I thanked her and hung up.
I googled “ImmTrac.” The immunization registry was established in 1999 to store vaccine records in Texas, mostly for children. The general public has no direct access, and it’s up to school and healthcare officials to enter and access the information. The Texas Department of State Health Services tracks these immunizations, but its own website says the best place to find COVID-19 records is at the clinic that administered the vaccine.

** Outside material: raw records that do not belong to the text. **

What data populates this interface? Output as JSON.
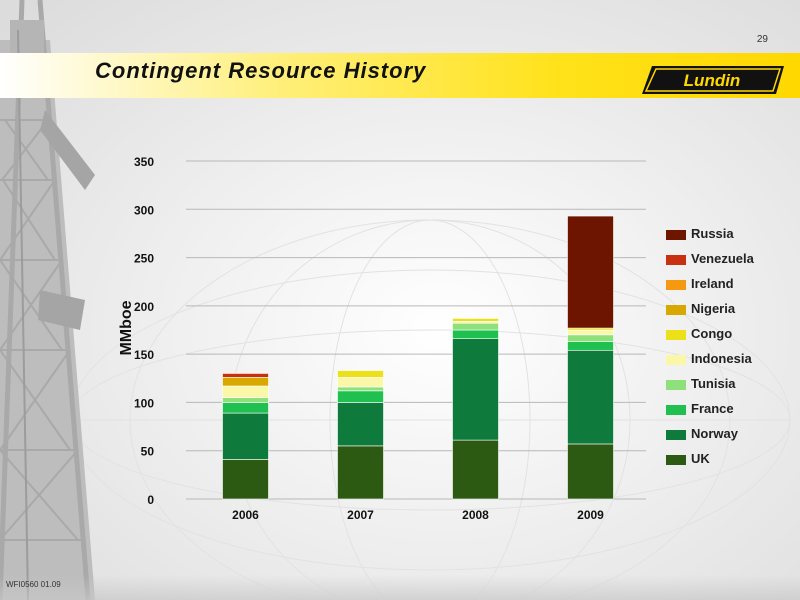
{
  "page_number": "29",
  "title": "Contingent Resource History",
  "logo_text": "Lundin",
  "footer_code": "WFI0560 01.09",
  "chart_data": {
    "type": "bar",
    "stacked": true,
    "title": "",
    "xlabel": "",
    "ylabel": "MMboe",
    "ylim": [
      0,
      350
    ],
    "yticks": [
      0,
      50,
      100,
      150,
      200,
      250,
      300,
      350
    ],
    "grid": true,
    "legend_position": "right",
    "categories": [
      "2006",
      "2007",
      "2008",
      "2009"
    ],
    "series": [
      {
        "name": "UK",
        "color": "#2d5a12",
        "values": [
          41,
          55,
          61,
          57
        ]
      },
      {
        "name": "Norway",
        "color": "#0e7a3c",
        "values": [
          48,
          45,
          105,
          97
        ]
      },
      {
        "name": "France",
        "color": "#1fc050",
        "values": [
          11,
          12,
          9,
          9
        ]
      },
      {
        "name": "Tunisia",
        "color": "#8ee07a",
        "values": [
          5,
          4,
          7,
          7
        ]
      },
      {
        "name": "Indonesia",
        "color": "#faf8a8",
        "values": [
          12,
          10,
          2,
          5
        ]
      },
      {
        "name": "Congo",
        "color": "#ece118",
        "values": [
          0,
          7,
          3,
          2
        ]
      },
      {
        "name": "Nigeria",
        "color": "#d8a800",
        "values": [
          9,
          0,
          0,
          0
        ]
      },
      {
        "name": "Ireland",
        "color": "#f59a10",
        "values": [
          0,
          0,
          0,
          0
        ]
      },
      {
        "name": "Venezuela",
        "color": "#c83010",
        "values": [
          4,
          0,
          0,
          0
        ]
      },
      {
        "name": "Russia",
        "color": "#6e1500",
        "values": [
          0,
          0,
          0,
          116
        ]
      }
    ]
  }
}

This patchwork effort by Texas officials to track vaccines appears to be hampered by residents’ tendency to protect their privacy. An image pops into my head of some old Texas guy with a gray goatee and cowboy hat saying, “My vaccinations and swollen prostate ain’t nobody’s bidness but my own!” (Now that I think about it, that old guy looked a lot like me.)
If the states were struggling to track vaccines, surely the feds were doing even worse. I googled, “Is there a central covid vaccine database?” That led to a story in The Wall Street Journal saying the United States lacks a central database due to privacy concerns, which leaves “non-standardized impermanent cards as the sole record of shots.”
I was still reading when my phone rang. It was Kirsti again calling to say she’d learned that Davis City Pharmacy had been providing vaccines at the courthouse. She even provided the phone number. (Kirsti rocks again!)
I called Davis City Pharmacy, and a woman named Hannah looked up my information in a matter of seconds and told me to stop by the pharmacy at my convenience to pick up my replacement card. The entire conversation took a minute.
Minutes later, I drove to Davis City and received my replacement card free of charge.
Bottom line: If you lose your vaccine card, contact the organization that provided your shots. They should replace your card easily enough.
P.S. If you forget your provider and have to call around town to a few places, you might stumble across people as friendly and competent as Peggy, Kirsti and Hannah and feel better about the world when you’re done.